全体の幸福に第一優先順位をつけるとき、強烈な絆である親子、夫婦といった血縁はすべて取り除かれ卑猥なものとして扱われる。

強い情念を形成する親子の愛情、夫婦の憎しみ、、こういったものは取り去られみな仲良く自分の居場所に満足しねたまず受け入れやっていく。

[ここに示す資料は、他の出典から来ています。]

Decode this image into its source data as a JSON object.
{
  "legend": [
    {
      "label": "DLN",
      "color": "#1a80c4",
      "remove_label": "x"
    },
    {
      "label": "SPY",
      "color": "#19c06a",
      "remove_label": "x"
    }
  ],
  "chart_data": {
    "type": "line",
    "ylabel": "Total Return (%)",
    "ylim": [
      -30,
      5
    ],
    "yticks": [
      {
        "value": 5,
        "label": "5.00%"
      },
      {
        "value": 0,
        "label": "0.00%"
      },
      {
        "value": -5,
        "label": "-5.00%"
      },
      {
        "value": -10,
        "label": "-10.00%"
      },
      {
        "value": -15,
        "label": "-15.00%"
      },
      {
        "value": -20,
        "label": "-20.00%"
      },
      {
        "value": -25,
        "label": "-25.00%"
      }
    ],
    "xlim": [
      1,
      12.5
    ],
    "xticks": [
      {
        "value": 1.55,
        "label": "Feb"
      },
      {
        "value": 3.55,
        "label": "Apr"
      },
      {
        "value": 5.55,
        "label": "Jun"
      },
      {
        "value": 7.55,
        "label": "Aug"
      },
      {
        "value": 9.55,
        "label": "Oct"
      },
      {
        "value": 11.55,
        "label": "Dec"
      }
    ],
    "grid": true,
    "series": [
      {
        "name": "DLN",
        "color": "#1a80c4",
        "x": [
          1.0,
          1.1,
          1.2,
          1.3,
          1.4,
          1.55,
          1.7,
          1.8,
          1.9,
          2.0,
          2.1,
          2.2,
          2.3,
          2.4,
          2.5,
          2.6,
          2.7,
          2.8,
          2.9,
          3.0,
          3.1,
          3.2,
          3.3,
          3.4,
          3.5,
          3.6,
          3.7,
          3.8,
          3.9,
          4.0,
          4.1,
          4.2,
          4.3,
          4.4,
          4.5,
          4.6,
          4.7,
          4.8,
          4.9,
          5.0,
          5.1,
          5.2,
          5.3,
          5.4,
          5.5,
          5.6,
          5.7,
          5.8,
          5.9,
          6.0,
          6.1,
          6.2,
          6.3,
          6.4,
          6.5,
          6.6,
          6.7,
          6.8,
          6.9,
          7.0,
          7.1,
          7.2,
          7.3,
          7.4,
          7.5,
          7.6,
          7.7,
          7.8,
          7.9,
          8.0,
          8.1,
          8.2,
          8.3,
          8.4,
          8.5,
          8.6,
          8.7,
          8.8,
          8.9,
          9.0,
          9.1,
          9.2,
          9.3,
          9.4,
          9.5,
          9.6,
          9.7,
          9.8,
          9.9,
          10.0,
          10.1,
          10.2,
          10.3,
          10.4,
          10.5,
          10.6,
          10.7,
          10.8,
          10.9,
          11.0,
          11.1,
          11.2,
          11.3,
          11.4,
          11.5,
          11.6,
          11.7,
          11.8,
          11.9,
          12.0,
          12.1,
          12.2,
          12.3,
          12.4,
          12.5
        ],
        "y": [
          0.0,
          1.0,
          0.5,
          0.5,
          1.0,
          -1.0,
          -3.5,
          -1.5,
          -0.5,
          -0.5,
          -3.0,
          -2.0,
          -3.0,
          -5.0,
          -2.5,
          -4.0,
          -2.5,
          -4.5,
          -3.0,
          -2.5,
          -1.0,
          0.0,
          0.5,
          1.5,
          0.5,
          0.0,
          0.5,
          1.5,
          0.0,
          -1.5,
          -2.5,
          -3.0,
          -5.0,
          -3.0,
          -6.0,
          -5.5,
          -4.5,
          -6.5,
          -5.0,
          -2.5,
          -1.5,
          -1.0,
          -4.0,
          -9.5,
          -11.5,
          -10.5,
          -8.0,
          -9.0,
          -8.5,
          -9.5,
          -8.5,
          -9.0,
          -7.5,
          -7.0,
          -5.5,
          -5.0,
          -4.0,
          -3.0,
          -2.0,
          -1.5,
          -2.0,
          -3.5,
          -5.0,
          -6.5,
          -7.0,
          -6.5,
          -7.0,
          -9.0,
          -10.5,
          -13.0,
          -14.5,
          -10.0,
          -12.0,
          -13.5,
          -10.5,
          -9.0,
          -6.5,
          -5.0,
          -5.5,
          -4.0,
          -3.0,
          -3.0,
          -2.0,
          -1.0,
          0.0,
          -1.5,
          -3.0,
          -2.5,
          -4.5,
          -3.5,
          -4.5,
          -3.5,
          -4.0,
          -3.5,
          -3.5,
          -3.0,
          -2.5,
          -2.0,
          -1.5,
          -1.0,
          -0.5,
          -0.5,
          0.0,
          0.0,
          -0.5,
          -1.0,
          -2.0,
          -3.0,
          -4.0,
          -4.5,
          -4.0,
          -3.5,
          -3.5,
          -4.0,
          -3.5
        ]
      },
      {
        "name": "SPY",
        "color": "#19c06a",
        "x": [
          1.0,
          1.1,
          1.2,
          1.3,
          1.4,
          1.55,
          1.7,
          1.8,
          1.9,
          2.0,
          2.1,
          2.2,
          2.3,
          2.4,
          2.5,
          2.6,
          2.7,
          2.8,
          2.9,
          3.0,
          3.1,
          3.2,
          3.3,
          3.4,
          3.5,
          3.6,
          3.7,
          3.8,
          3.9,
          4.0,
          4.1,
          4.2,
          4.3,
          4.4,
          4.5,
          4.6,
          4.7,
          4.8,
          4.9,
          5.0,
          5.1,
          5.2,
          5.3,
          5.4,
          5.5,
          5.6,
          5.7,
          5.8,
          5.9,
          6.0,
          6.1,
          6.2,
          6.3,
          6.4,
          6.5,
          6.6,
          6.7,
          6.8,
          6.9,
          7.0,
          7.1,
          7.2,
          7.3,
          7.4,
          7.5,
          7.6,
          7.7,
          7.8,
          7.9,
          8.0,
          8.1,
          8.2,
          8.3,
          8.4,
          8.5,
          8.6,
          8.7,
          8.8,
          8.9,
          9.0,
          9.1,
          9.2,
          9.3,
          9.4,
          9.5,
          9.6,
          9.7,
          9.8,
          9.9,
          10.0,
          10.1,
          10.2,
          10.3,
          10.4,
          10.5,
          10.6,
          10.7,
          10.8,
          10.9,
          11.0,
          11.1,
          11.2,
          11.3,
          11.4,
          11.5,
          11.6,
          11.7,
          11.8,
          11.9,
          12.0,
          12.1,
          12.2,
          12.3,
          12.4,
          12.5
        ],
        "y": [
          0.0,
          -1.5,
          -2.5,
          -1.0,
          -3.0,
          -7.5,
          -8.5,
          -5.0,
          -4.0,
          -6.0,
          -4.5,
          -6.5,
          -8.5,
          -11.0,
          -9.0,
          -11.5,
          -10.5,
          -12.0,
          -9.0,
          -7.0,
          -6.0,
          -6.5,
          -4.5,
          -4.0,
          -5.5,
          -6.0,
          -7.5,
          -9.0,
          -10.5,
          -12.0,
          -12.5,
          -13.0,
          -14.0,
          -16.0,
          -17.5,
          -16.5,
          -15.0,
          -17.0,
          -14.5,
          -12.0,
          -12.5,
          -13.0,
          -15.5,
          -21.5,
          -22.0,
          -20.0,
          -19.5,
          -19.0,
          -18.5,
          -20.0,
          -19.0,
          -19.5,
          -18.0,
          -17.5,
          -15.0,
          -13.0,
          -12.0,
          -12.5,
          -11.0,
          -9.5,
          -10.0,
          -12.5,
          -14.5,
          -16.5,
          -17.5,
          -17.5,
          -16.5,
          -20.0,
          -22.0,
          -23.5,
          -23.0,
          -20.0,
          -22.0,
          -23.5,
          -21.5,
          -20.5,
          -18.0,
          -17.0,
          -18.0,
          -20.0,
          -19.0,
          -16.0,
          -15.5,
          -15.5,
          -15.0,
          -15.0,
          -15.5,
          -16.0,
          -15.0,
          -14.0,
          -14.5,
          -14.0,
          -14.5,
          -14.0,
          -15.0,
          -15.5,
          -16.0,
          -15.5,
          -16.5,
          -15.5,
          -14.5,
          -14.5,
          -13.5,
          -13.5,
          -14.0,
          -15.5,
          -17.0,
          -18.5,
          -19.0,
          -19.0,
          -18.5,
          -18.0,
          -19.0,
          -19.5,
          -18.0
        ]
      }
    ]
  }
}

このような教育は瓶詰の胎児のときから始まり、成人しても終わることがない。 そしてそれでも憂鬱な気持ちになるのならばソーマという副作用皆無(ただしさすがに摂取しすぎると早死にするらしい)の麻薬が支給されるのでこれを飲めば見事解決といった塩梅た。

 

ほんとはゾッとしなくちゃならないのよ。

だけどなんだかうらやましい気持ちにもなってしまう。 はたからみればひどいことになっているのかもしれないけど、この世界観の中に住んでいた場合はたとえイプシロン階級(最下層)であったとしても自分自身に満足するように知能も体も作られ、毎日1日を幸せに過ごすのに十分なソーマも支給され、決して飢えることがなく何を見ても聴いても自分自身は楽しく幸せでいることができる。  上層階級をうらやましいとも思わないで足ることを知っているのであれば、偽物かもしれないけどそれは幸せなんだろうなって。

うすぼんやりした幸せだけど、殺しあったり憎みあったりよりかはよほどよさそうに見えてしまう。

 

それで生きていると言えるのか?

ああ、それは言わないで。 それを言ったら今でさえ答えることができないから。

 

この小説に薄気味悪さや居心地の悪さを感じるけどそれでもありなんじゃないかと思わずにいられない。

 

この世界の中にあっても自意識が強く輪に溶け込めない異端者は島に送られる。

皆と相違するものが自意識が高くなってしまうっていうことで、ああ、私もほんのちょっとだけこのタイプかも、、と思うとこの世界でも完全に幸せになれ無そうで、、、。

 

ムスタファさんに同意するのは科学になんでもかんでも好きにやらせてはいけないということ。

好きにやらせてたらそりゃあ、選民的な人類を作ってしまいますよね。 

 

面白いので読み返している。。。